In the office of Associate Professor of Biochemistry Benjamin McFarland, you’ll find very little difference between work and play. He even uses toys to help illustrate challenging concepts.

“I was in the toy store the other day,” says McFarland, “and they had a whole box of tubes that, when you swing them around, make musical notes.” Of course, he bought them to use in his classroom. “With a chemist’s eyes, I saw that you can only play five notes with them. They're quantized in the same way that electrons are quantized. Quantum mechanics comes from the fact that electrons can only be certain values, and these tubes can only play certain notes.”
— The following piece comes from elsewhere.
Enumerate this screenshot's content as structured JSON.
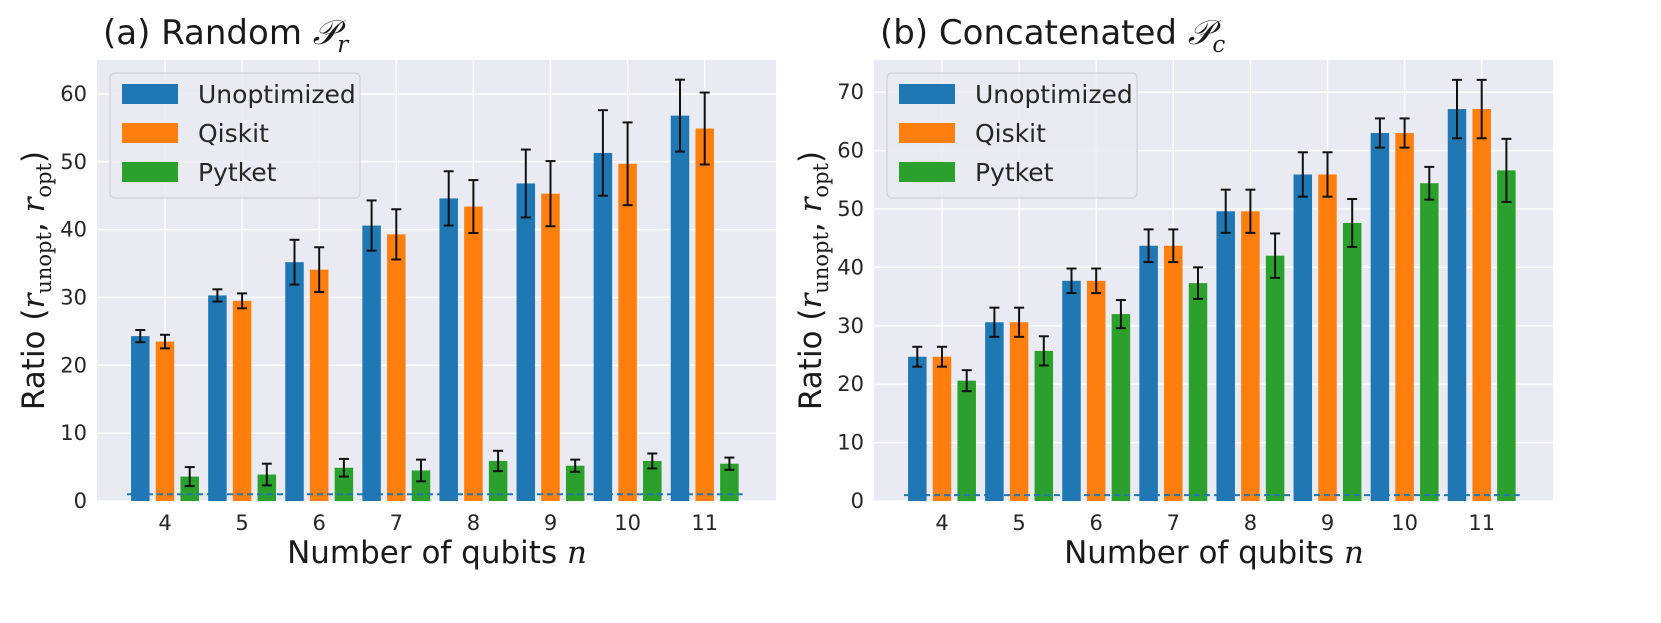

You’ll also find Legos in his office. “I love Legos,” he says. “There’s something about the level of abstraction with Legos, the way they go together so easily, their bright colors. That’s one of the reasons I became a protein chemist. I love the structures of proteins. They remind me of Legos.”

Similarly, Hee-Sun Cheon, assistant professor of Marriage and Family Therapy at SPU, found her vocation in her own childhood play.

“I was so into theater, into role-playing,” she explains. “I was able to learn how to take different perspectives. That helped me develop empathy. Now, when I hear someone’s stories and struggles, my heart really goes through what they experienced. Without empathy and genuine connection, it is very hard to do therapeutic work.”

Her experience with “drama therapy” has taught her that humor and playfulness can give us a sense of security and freedom, helping us break out of “stuck-ness” at home ... and at work. “In drama therapy, we have a lot of theater games,” she says. “One of them is gibberish. We ask people to use nonsense languages to communicate. The mood is really playful and joyful. They’re bonding.”

That’s the same sort of game that Hansen uses to encourage trust, creativity, and productivity in the workplace. He’s made spontaneous gibberish outbursts part of his Spark Interaction activities. And he says that his seminar participants “report more trust, respect, and empathy with their co-workers, and, in their personal lives, a more creative flow.”

They often tell him, “I haven’t had this much fun since I was a kid!” He claps his hands in triumph. “Exactly!”